[LONDON] European stocks were little changed, amid continued debate over Greece's fate, and speculation the Federal Reserve will signal a slow pace of monetary tightening.
The Stoxx Europe 600 Index gained less than 0.1 per cent to 385.58 at 8:27 am in London. Shares rebounded Tuesday from their biggest two-day drop since April, as a rally in German shares outweighed a slide in Greek stocks.
Evan as Greek Prime Minister Alexis Tsipras intensified his criticism of the country's creditors, German Chancellor Angela Merkel has said she will continue to do everything possible to keep Greece in the euro.

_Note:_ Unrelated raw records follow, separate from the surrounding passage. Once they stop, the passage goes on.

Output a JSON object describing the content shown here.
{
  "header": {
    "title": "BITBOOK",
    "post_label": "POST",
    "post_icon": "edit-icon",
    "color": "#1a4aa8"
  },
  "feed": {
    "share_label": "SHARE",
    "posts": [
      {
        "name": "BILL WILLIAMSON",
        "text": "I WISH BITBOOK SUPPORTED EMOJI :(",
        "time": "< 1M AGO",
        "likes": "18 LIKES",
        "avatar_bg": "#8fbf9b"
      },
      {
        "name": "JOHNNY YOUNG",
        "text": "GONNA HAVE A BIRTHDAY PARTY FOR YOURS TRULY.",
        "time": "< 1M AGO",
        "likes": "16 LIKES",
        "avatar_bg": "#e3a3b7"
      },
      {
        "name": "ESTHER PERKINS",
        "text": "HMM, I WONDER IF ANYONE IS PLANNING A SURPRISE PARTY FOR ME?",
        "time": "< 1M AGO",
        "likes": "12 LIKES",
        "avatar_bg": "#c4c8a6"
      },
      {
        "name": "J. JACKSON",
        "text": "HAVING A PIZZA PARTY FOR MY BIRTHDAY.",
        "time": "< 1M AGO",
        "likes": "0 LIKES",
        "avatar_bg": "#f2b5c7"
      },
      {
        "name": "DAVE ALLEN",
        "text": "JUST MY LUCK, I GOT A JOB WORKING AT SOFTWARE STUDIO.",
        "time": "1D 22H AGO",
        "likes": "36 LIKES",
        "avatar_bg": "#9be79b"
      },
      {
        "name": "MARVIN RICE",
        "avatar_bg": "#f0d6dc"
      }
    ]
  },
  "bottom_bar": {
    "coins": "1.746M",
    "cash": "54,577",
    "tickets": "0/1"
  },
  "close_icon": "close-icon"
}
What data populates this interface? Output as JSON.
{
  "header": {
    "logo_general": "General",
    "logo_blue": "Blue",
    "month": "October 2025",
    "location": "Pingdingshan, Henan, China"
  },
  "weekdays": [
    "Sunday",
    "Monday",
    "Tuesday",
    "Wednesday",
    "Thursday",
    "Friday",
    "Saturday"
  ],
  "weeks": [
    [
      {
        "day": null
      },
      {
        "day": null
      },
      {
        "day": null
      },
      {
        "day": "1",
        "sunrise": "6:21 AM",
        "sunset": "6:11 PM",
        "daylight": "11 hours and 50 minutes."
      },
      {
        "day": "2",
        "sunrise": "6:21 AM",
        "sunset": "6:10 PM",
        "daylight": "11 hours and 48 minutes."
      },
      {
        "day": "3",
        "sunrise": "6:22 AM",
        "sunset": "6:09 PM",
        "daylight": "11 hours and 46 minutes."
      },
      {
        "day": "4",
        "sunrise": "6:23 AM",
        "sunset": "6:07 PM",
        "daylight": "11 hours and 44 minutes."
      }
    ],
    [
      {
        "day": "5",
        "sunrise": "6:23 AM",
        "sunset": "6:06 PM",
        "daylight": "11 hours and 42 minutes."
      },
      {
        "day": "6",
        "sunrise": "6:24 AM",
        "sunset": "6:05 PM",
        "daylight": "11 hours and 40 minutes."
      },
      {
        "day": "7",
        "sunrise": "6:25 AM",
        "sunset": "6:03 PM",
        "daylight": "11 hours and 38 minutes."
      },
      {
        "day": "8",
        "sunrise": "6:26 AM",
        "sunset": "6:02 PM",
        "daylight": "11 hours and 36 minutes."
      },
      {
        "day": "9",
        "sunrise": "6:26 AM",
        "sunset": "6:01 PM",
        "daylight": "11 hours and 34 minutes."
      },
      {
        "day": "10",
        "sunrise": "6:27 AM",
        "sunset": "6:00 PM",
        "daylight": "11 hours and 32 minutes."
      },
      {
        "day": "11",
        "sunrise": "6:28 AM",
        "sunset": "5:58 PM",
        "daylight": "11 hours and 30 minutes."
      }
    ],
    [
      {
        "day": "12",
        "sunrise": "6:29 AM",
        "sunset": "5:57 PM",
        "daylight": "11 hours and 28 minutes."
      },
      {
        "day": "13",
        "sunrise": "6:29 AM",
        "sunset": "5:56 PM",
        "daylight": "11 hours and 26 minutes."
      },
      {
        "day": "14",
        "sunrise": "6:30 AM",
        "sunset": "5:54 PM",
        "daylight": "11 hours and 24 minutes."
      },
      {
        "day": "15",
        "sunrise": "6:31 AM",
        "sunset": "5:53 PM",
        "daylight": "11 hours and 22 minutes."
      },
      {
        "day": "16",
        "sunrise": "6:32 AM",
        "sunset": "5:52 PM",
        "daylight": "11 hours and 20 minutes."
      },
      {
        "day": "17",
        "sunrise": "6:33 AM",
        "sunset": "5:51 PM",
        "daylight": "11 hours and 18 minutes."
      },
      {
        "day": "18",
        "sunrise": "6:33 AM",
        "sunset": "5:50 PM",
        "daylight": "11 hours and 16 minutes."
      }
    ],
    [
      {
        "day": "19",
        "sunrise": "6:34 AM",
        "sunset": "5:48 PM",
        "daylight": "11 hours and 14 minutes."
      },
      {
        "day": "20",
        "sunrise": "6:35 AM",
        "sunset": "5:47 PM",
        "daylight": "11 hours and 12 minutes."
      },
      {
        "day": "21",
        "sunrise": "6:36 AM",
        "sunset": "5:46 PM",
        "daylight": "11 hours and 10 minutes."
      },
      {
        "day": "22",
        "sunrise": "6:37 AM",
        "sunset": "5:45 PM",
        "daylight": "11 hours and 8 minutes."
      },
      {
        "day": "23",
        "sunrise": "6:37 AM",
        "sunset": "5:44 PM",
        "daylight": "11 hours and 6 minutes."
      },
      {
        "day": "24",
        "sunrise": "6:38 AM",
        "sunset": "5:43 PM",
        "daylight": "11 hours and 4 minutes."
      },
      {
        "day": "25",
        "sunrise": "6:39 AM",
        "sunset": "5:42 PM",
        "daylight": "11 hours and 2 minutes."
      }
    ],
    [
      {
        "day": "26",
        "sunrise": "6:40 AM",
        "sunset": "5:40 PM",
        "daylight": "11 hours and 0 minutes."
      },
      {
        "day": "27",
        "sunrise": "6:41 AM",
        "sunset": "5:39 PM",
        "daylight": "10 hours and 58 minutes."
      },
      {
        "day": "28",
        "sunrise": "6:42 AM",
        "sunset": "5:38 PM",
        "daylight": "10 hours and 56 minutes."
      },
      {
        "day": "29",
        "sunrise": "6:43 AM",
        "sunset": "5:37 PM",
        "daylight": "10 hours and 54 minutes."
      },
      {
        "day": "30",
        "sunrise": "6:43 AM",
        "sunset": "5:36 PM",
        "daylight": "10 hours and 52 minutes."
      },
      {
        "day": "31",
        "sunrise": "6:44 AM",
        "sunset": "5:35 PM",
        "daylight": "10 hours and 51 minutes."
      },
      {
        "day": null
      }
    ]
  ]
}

Greece has snubbed European pleas to submit a new proposal to avert insolvency, saying it was up to creditors to make the next move. The lenders say it's the other way around. The focus now shifts to a meeting of finance ministers on Thursday and a June 25-26 summit of European Union leaders.
The Fed concludes its two-day policy meeting Wednesday, amid speculation mixed US economic data and a deadlock over Greece may complicate the central bank's drive to raise interest rates.
Traders put the odds of a September rate hike at 47 per cent in the US Tuesday, down from 53 per cent as recently as last Friday, data compiled by Bloomberg show. Fed Chair Janet Yellen may provide further clues at a press conference Wednesday after European markets close.
Among stocks moving on corporate news, Telecom Italia SpA rose 3.5 per cent after a person familiar with the matter said Vivendi SA may increase its stake in the Italian company to as much as 15 per cent.
Remy Cointreau SA jumped 7 per cent after the French distiller reported full-year operating profit that beat analyst estimates.